“Quando” è, nel bene e nel male, il più veltroniano dei film di Walter Veltroni

Sappiamo tutti che rivedere se stessi con gli occhi della memoria è sempre un esercizio difficile e pieno di trappole. Nella nostra memoria gli incontri, i rapporti, le persone e le vicende che ci hanno visto protagonisti o comprimari assumono quella luce lievemente sfumata delle vecchie fotografie (anche quelle digitali). Grazie alla nostra capacità di sopravvivere, tutto è avvolto da un fumo non tossico in cui il passato è comunque ricco di eventi positivi e, nella nostra memoria, povero di tutto quello che ci intristisce la vita.

Dal punto di vista narrativo lo spunto è comune a tanti altri film ed opere. Saltare a piè pari la vita di ogni giorno per vedere il futuro. Magari scoprire che le parecchie innovazioni, alla fine, non modernizzano poi così tanto perché la vita è passata senza i punti di riferimento e la tecnologia non sostituisce le persone.

Così Walter Veltroni, prima con il libro e poi con il film “Quando“, ci racconta quanto sia straniante risvegliarsi dopo 31 anni per un comunista che, colto proditoriamente da un palo al funerale di Berlinguer (luogo e tempo iconici), deve riadattarsi al mondo attuale. Passare dall’analogico al digitale senza soluzione di continuità è un po’ come affrontare il post mortem quasi con spirito dantesco e sapere, inaspettatamente, cosa c’è stato dietro l’angolo.

Così Walter tira fuori dal cappello un Virgilio al femminile, e per di più in tonaca, che accompagna il nostro nel sentiero della memoria e nella via della rinascita. Non appare solo come una scelta stilistica ma, sembra, con la volontà di trasporre in maniera contemporanea alcune idee politiche dell’autore. Non siamo in presenza di un proletario che, risvegliatosi da coma ultradecennale, viene dimesso e poi, come spesso accade in Italia, si organizza da sé. Qui una specie di “reduce” trova conforto, ausilio e supporto in una struttura evidentemente privata e certamente di alto livello economico. La funzione narrativa dei luoghi e dell’ambientazione complessiva quindi non pare essere casuale ma piuttosto la realizzazione di un progetto tutto veltroniano.
Tutto però si confonde e scivola nel melenso quando il nostro incontra i vecchi compagni. Tutti gentili, educati, signorili e distinti. Si parla senza interrompere, manifestando con rispetto e fratellanza il proprio pensiero. Una comunità più simile ad un sogno che alla realtà. Una specie di come eravamo, sì, ma belli.

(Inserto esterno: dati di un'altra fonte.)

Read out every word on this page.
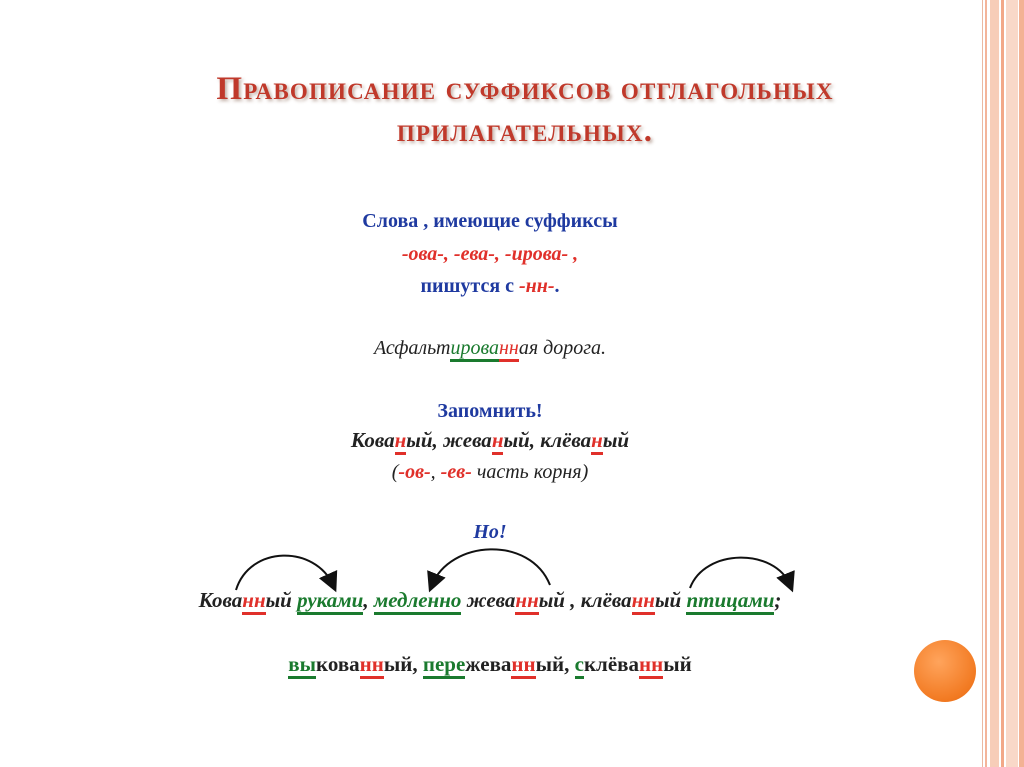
Правописание суффиксов отглагольных
прилагательных.
Слова , имеющие суффиксы
-ова-, -ева-, -ирова- ,
пишутся с -нн-.
Асфальтированная дорога.
Запомнить!
Кованый, жеваный, клёваный
(-ов-, -ев- часть корня)
Но!
Кованный руками, медленно жеванный , клёванный птицами;
выкованный, пережеванный, склёванный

Tutto il film si muove su questo registro di lieve atmosfera, lieve nostalgia, lieve approfondimento dei personaggi, cui non si sottrae nemmeno il protagonista. La regia è senza strappi e gli attori si muovono con sufficiente naturalezza sullo schermo.
Neri Marcorè, nella parte di Giovanni, Valeria Solarino, nella parte di Giulia, la suora jogger, Fabrizio Ciavoni, nella parte di Leo, combattono un triello attoriale nel quale i due comprimari prima si alternano e poi si uniscono al nostro Giovanni. Bravi senza approfondire, la rabbia, la meraviglia, una qualche forma di ammirazione o delusione sono mostrate senza particolari fremiti. In maniera lieve, aerea.

Anche Olivia Corsini e Gian Marco Tognazzi si adeguano allo stile complessivo del film e i sensi di colpa sono, forse, vissuti ma di certo molto poco mostrati. Dharma Mangia Woods, pur in un ruolo minore, quello della figlia mai conosciuta, rende un personaggio più credibile. Il suo monologo è, forse, la cosa migliore del film.

La fotografia di Davide Manca, la scenografia di Luca Servino, le musiche di Fabrizio Mancinelli: tutto perfettino. Non ci sono sbavature evidenti e non ci sono salti di fantasia o spinte ad una qualche forma di originalità.

Un film gentile, ma in certi momenti francamente troppo.
Un film di Walter Veltroni, insomma.